Archives des maladies professionnelles et de médecine du travail, Aug. 1998, Vol.59, No.5, p.305-314. 36 ref.

CIS 00-1331 Laraqui C.H., Caubet A., Harourate K., Mehdaoui Z., Laraqui O., Verger C.
Prevalence of respiratory disorders among poultry retailers
Prévalence des troubles respiratoires chez les marchands de volailles [in French]

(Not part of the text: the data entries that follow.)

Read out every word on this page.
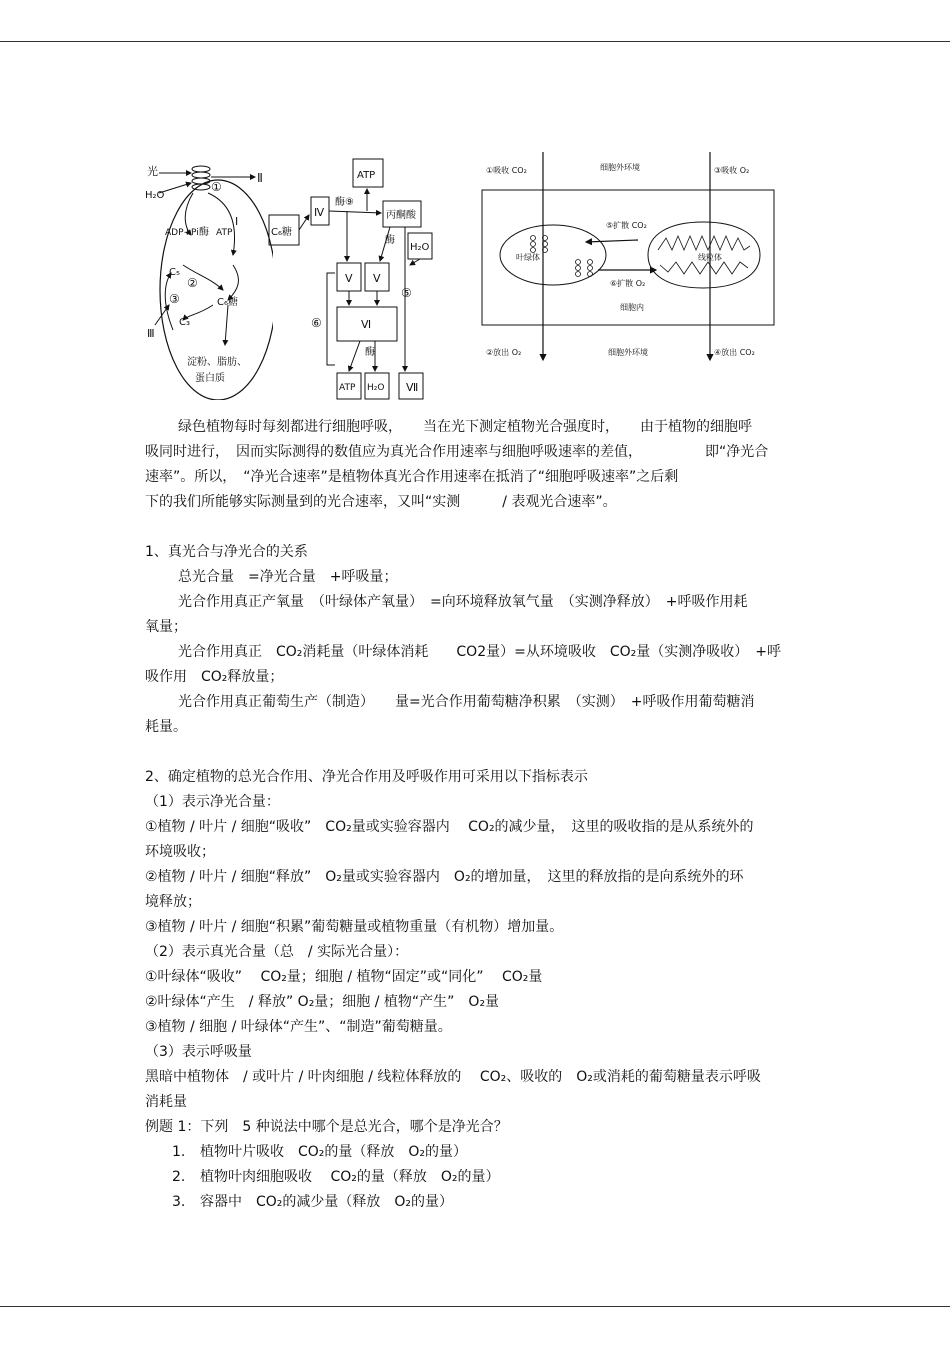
光
H₂O
Ⅱ
①
Ⅰ
ADP+Pi 酶 ATP
C₅
②
C₆糖
③
C₃
Ⅲ
淀粉、脂肪、
蛋白质
C₆糖
Ⅳ
酶⑨
ATP
丙酮酸
酶
H₂O
⑤
Ⅴ Ⅴ
⑥	Ⅵ
酶
ATP H₂O Ⅶ
①吸收 CO₂	细胞外环境	③吸收 O₂
⑤扩散 CO₂
叶绿体	线粒体
⑥扩散 O₂
细胞内
②放出 O₂	细胞外环境	④放出 CO₂

绿色植物每时每刻都进行细胞呼吸，　　当在光下测定植物光合强度时，　　由于植物的细胞呼

吸同时进行，　因而实际测得的数值应为真光合作用速率与细胞呼吸速率的差值，　　　　　即“净光合

速率”。所以，　“净光合速率”是植物体真光合作用速率在抵消了“细胞呼吸速率”之后剩

下的我们所能够实际测量到的光合速率，又叫“实测　　　/ 表观光合速率”。

1、真光合与净光合的关系

总光合量　=净光合量　+呼吸量；

光合作用真正产氧量　（叶绿体产氧量）　=向环境释放氧气量　（实测净释放）　+呼吸作用耗

氧量；

光合作用真正　CO₂消耗量（叶绿体消耗　　CO2量）=从环境吸收　CO₂量（实测净吸收）　+呼

吸作用　CO₂释放量；

光合作用真正葡萄生产（制造）　　量=光合作用葡萄糖净积累　（实测）　+呼吸作用葡萄糖消

耗量。

2、确定植物的总光合作用、净光合作用及呼吸作用可采用以下指标表示

（1）表示净光合量：

①植物 / 叶片 / 细胞“吸收”　CO₂量或实验容器内　 CO₂的减少量，　这里的吸收指的是从系统外的

环境吸收；

②植物 / 叶片 / 细胞“释放”　O₂量或实验容器内　O₂的增加量，　这里的释放指的是向系统外的环

境释放；

③植物 / 叶片 / 细胞“积累”葡萄糖量或植物重量（有机物）增加量。

（2）表示真光合量（总　/ 实际光合量）：

①叶绿体“吸收”　 CO₂量；细胞 / 植物“固定”或“同化”　 CO₂量

②叶绿体“产生　/ 释放” O₂量；细胞 / 植物“产生”　O₂量

③植物 / 细胞 / 叶绿体“产生”、“制造”葡萄糖量。

（3）表示呼吸量

黑暗中植物体　/ 或叶片 / 叶肉细胞 / 线粒体释放的　 CO₂、吸收的　O₂或消耗的葡萄糖量表示呼吸

消耗量

例题 1：下列　5 种说法中哪个是总光合，哪个是净光合？

1. 植物叶片吸收　CO₂的量（释放　O₂的量）

2. 植物叶肉细胞吸收　 CO₂的量（释放　O₂的量）

3. 容器中　CO₂的减少量（释放　O₂的量）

A retrospective cohort survey was used to evaluate the prevalence of clinical symptoms, skin reactions and respiratory disorders among subjects exposed to poultry in comparison with unexposed individuals. Among the exposed cohort, 77% had clinical symptoms compared with 46% among the unexposed controls. Rhinitis, asthma, dermatitis, conjunctivitis, cough and bronchitis were significantly more frequent among those exposed than the controls. The cause of respiratory disorders was exposure to poultry, as shown by the fact that its prevalence was 1.8-fold higher among non-smokers exposed to poultry than among non-smokers unexposed to poultry. A variable degree of respiratory obstruction was found among 40% of the exposed individuals versus 14% in the unexposed individuals. Skin tests were positive in 22 % of the exposed compared with 15% of the unexposed. Among the 22 exposed individuals with positive skin tests, 6 had allergic reactions to feathers, 7 to moulds and 1 to cereals. These alarming results emphasize the importance of adopting medical and technical prevention measures.
Archives des maladies professionnelles et de médecine du travail, Dec. 1998, Vol.59, No.8, p.574-580. Illus. 16 ref.